Content curation tools could help teachers and students accomplish these activities and develop their digital and information literacies, mandatory in future professional life and life-long learning.

Based on the use of one of those content curation tools, Scoop.it, we will illustrate the potential of the method with various examples in diverse fields of knowledge: Immunology as basic and medical discipline; Geography as science of spatial attributes and interrelationships of earth phenomena; Lighting Industry for economic, technical and marketing intelligence.

Using content curation, snippets of open information can be collected, gathered and selected from publication databases, press information and social networks. They can be editorialized and elevated by the curators, teachers and/or learners with tags, personal comments, links and attractive imaging features.

As individuals and/or in groups of interest, and/or professional networks, curators can build open or closed searchable personal or collective content hubs. They will enrich those hubs over time and share them with their communities of interest.

Using content curation, students learn to read and write in a high education and research environment. They can build their own portfolio of learning materials and improve their digital and information literacy.

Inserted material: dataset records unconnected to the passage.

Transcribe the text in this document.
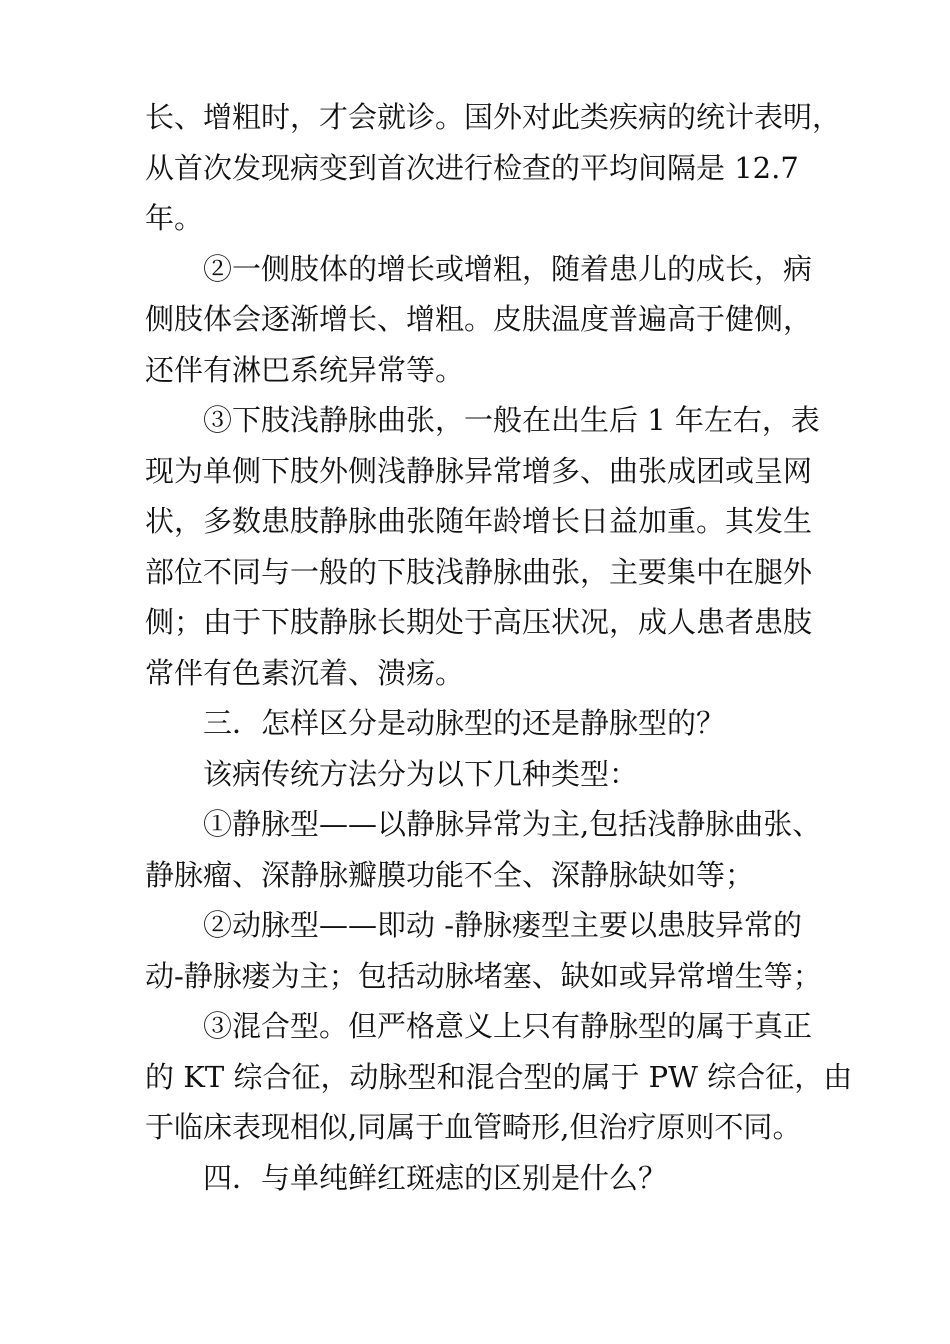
长、增粗时，才会就诊。国外对此类疾病的统计表明，

从首次发现病变到首次进行检查的平均间隔是 12.7

年。

②一侧肢体的增长或增粗，随着患儿的成长，病

侧肢体会逐渐增长、增粗。皮肤温度普遍高于健侧，

还伴有淋巴系统异常等。

③下肢浅静脉曲张，一般在出生后 1 年左右，表

现为单侧下肢外侧浅静脉异常增多、曲张成团或呈网

状，多数患肢静脉曲张随年龄增长日益加重。其发生

部位不同与一般的下肢浅静脉曲张，主要集中在腿外

侧；由于下肢静脉长期处于高压状况，成人患者患肢

常伴有色素沉着、溃疡。

三．怎样区分是动脉型的还是静脉型的？

该病传统方法分为以下几种类型：

①静脉型——以静脉异常为主,包括浅静脉曲张、

静脉瘤、深静脉瓣膜功能不全、深静脉缺如等；

②动脉型——即动 -静脉瘘型主要以患肢异常的

动-静脉瘘为主；包括动脉堵塞、缺如或异常增生等；

③混合型。但严格意义上只有静脉型的属于真正

的 KT 综合征，动脉型和混合型的属于 PW 综合征，由

于临床表现相似,同属于血管畸形,但治疗原则不同。

四．与单纯鲜红斑痣的区别是什么？
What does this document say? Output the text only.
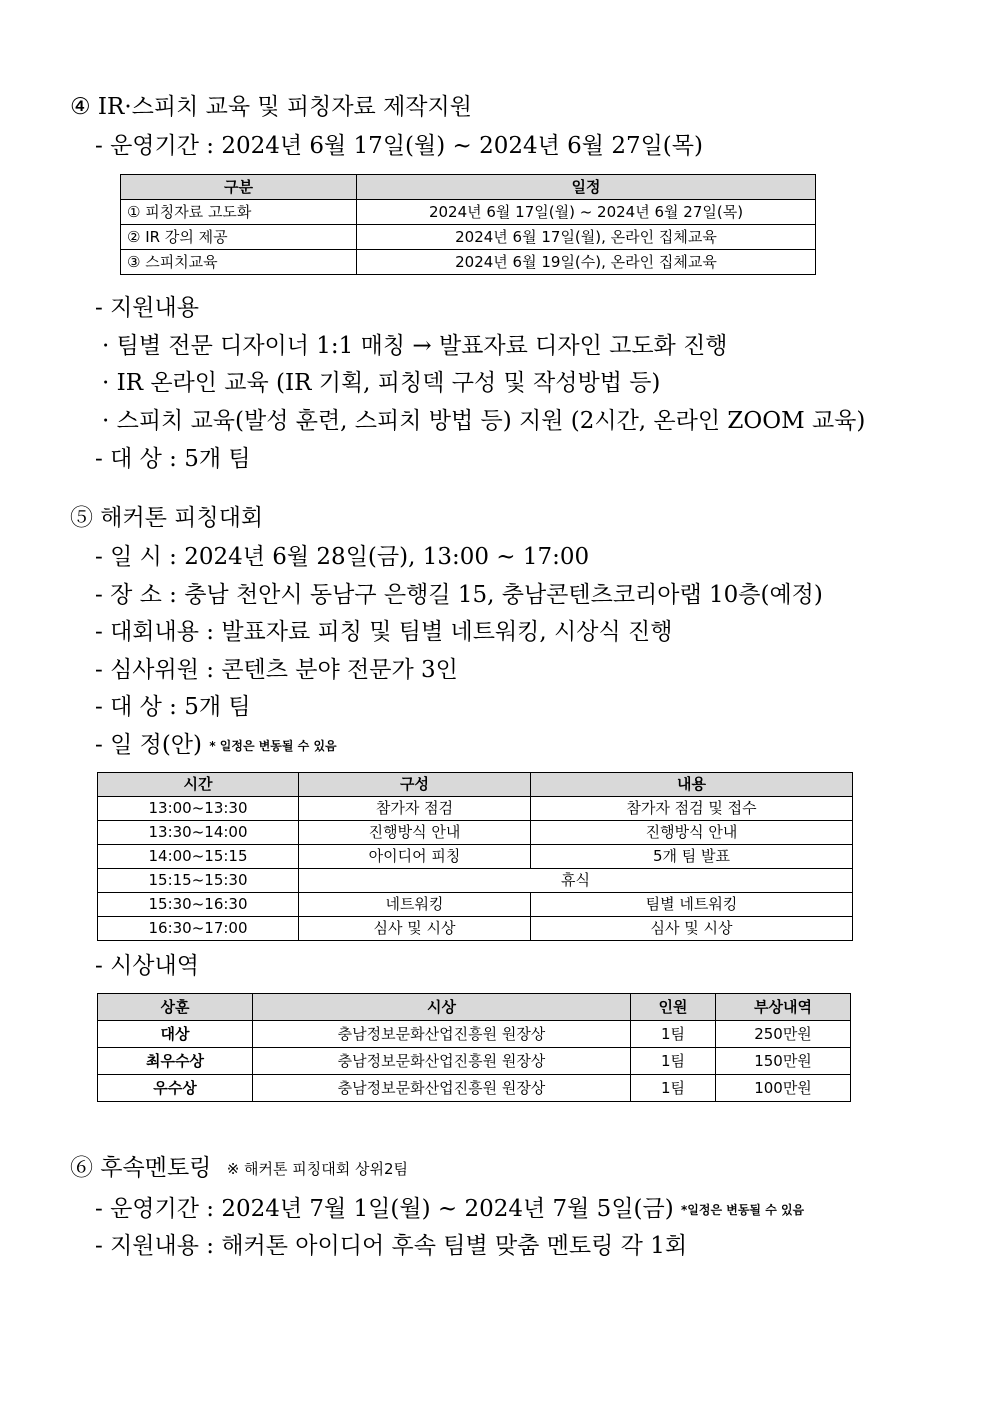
④ IR·스피치 교육 및 피칭자료 제작지원
- 운영기간 : 2024년 6월 17일(월) ~ 2024년 6월 27일(목)
구분	일정
① 피칭자료 고도화	2024년 6월 17일(월) ~ 2024년 6월 27일(목)
② IR 강의 제공	2024년 6월 17일(월), 온라인 집체교육
③ 스피치교육	2024년 6월 19일(수), 온라인 집체교육
- 지원내용
· 팀별 전문 디자이너 1:1 매칭 → 발표자료 디자인 고도화 진행
· IR 온라인 교육 (IR 기획, 피칭덱 구성 및 작성방법 등)
· 스피치 교육(발성 훈련, 스피치 방법 등) 지원 (2시간, 온라인 ZOOM 교육)
- 대 상 : 5개 팀
⑤ 해커톤 피칭대회
- 일 시 : 2024년 6월 28일(금), 13:00 ~ 17:00
- 장 소 : 충남 천안시 동남구 은행길 15, 충남콘텐츠코리아랩 10층(예정)
- 대회내용 : 발표자료 피칭 및 팀별 네트워킹, 시상식 진행
- 심사위원 : 콘텐츠 분야 전문가 3인
- 대 상 : 5개 팀
- 일 정(안) * 일정은 변동될 수 있음
시간	구성	내용
13:00~13:30	참가자 점검	참가자 점검 및 접수
13:30~14:00	진행방식 안내	진행방식 안내
14:00~15:15	아이디어 피칭	5개 팀 발표
15:15~15:30	휴식	
15:30~16:30	네트워킹	팀별 네트워킹
16:30~17:00	심사 및 시상	심사 및 시상
- 시상내역
상훈	시상	인원	부상내역
대상	충남정보문화산업진흥원 원장상	1팀	250만원
최우수상	충남정보문화산업진흥원 원장상	1팀	150만원
우수상	충남정보문화산업진흥원 원장상	1팀	100만원
⑥ 후속멘토링 ※ 해커톤 피칭대회 상위2팀
- 운영기간 : 2024년 7월 1일(월) ~ 2024년 7월 5일(금) *일정은 변동될 수 있음
- 지원내용 : 해커톤 아이디어 후속 팀별 맞춤 멘토링 각 1회
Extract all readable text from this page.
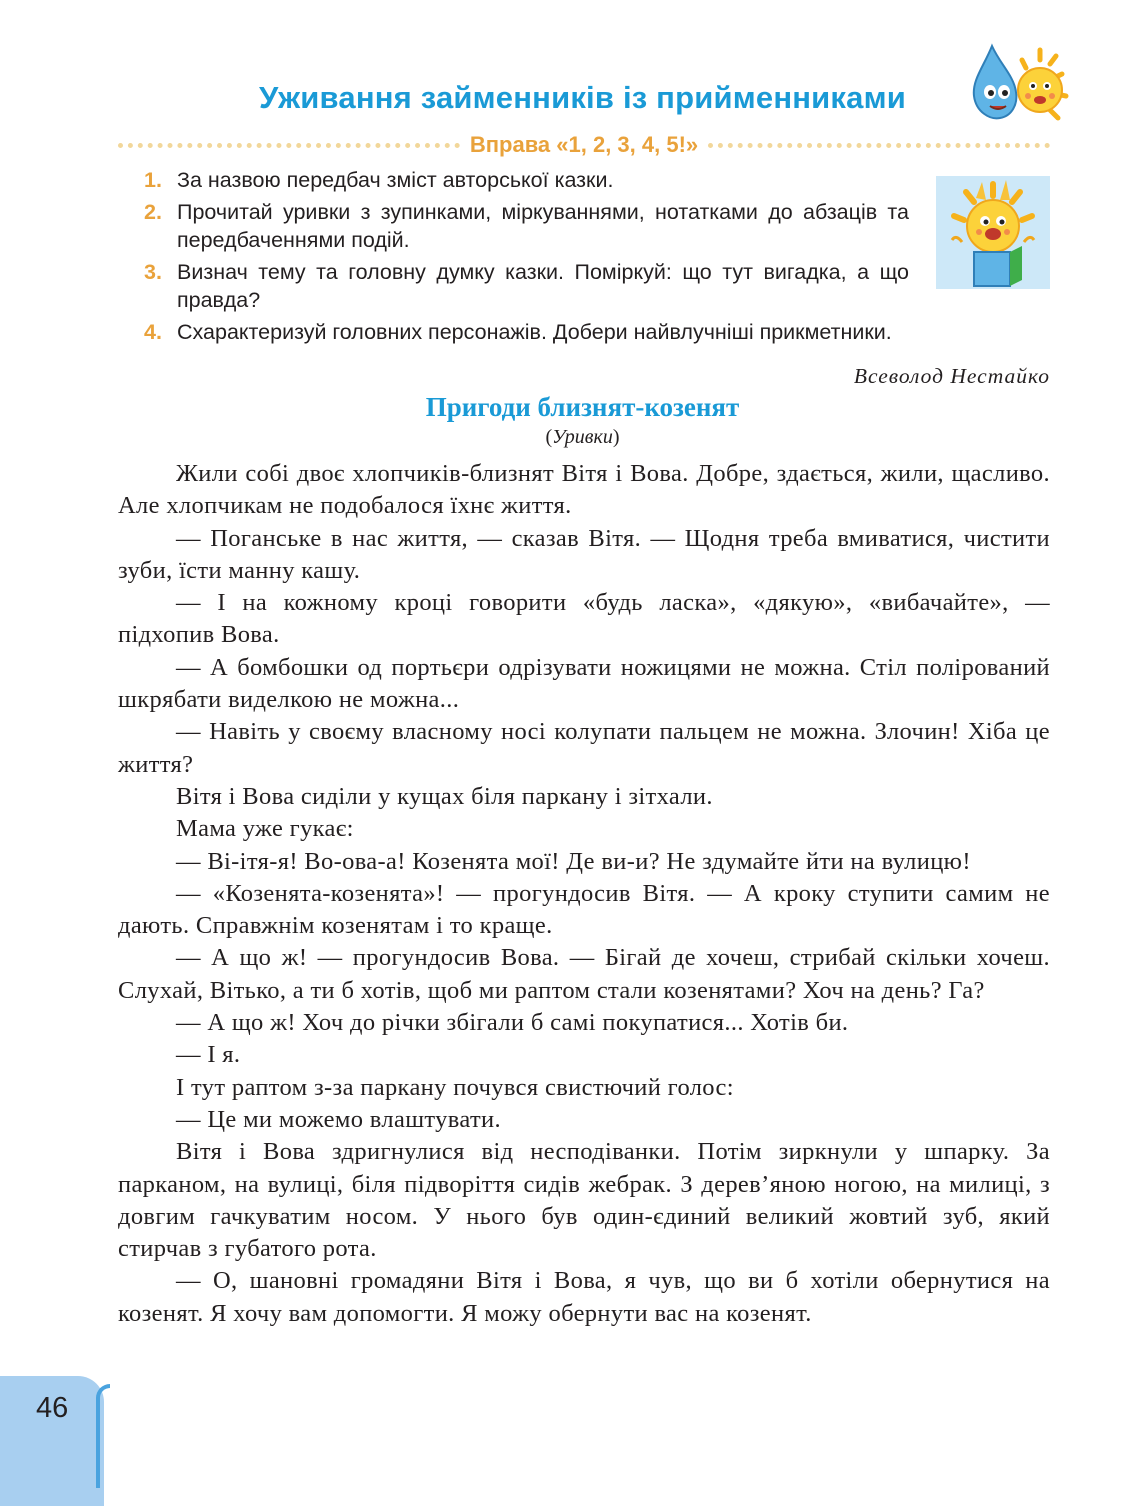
Уживання займенників із прийменниками
Вправа «1, 2, 3, 4, 5!»
1. За назвою передбач зміст авторської казки.
2. Прочитай уривки з зупинками, міркуваннями, нотатками до абзаців та передбаченнями подій.
3. Визнач тему та головну думку казки. Поміркуй: що тут вигадка, а що правда?
4. Схарактеризуй головних персонажів. Добери найвлучніші прикметники.
Всеволод Нестайко
Пригоди близнят-козенят
(Уривки)

Жили собі двоє хлопчиків-близнят Вітя і Вова. Добре, здається, жили, щасливо. Але хлопчикам не подобалося їхнє життя.

— Поганське в нас життя, — сказав Вітя. — Щодня треба вмиватися, чистити зуби, їсти манну кашу.

— І на кожному кроці говорити «будь ласка», «дякую», «вибачайте», — підхопив Вова.

— А бомбошки од портьєри одрізувати ножицями не можна. Стіл полірований шкрябати виделкою не можна...

— Навіть у своєму власному носі колупати пальцем не можна. Злочин! Хіба це життя?

Вітя і Вова сиділи у кущах біля паркану і зітхали.

Мама уже гукає:

— Ві-ітя-я! Во-ова-а! Козенята мої! Де ви-и? Не здумайте йти на вулицю!

— «Козенята-козенята»! — прогундосив Вітя. — А кроку ступити самим не дають. Справжнім козенятам і то краще.

— А що ж! — прогундосив Вова. — Бігай де хочеш, стрибай скільки хочеш. Слухай, Вітько, а ти б хотів, щоб ми раптом стали козенятами? Хоч на день? Га?

— А що ж! Хоч до річки збігали б самі покупатися... Хотів би.

— І я.

І тут раптом з-за паркану почувся свистючий голос:

— Це ми можемо влаштувати.

Вітя і Вова здригнулися від несподіванки. Потім зиркнули у шпарку. За парканом, на вулиці, біля підворіття сидів жебрак. З дерев’яною ногою, на милиці, з довгим гачкуватим носом. У нього був один-єдиний великий жовтий зуб, який стирчав з губатого рота.

— О, шановні громадяни Вітя і Вова, я чув, що ви б хотіли обернутися на козенят. Я хочу вам допомогти. Я можу обернути вас на козенят.

46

Using content curation, teachers can offer students their expertise for selection of relevant material. Researchers can interact with colleagues of similar interest, become thought leaders and will find sometimes serendipitously new research subjects. Professionals will participate in company collective intelligence while pursuing personalized life-long learning.

Compared to algorithms, content curation adds human specialist competencies for knowledge management, which might be also the limit of the method if curators are not persistent and willing to share.

Nevertheless, usage of content curation tools offers the opportunity to develop and manage knowledge content hubs relevant for information literacy of teachers, learners and trainees and useable for strategic individual or collective decisions.
Keywords:
Content curation, scoop.it, collective knowledge, immunology, geography, lighting industry.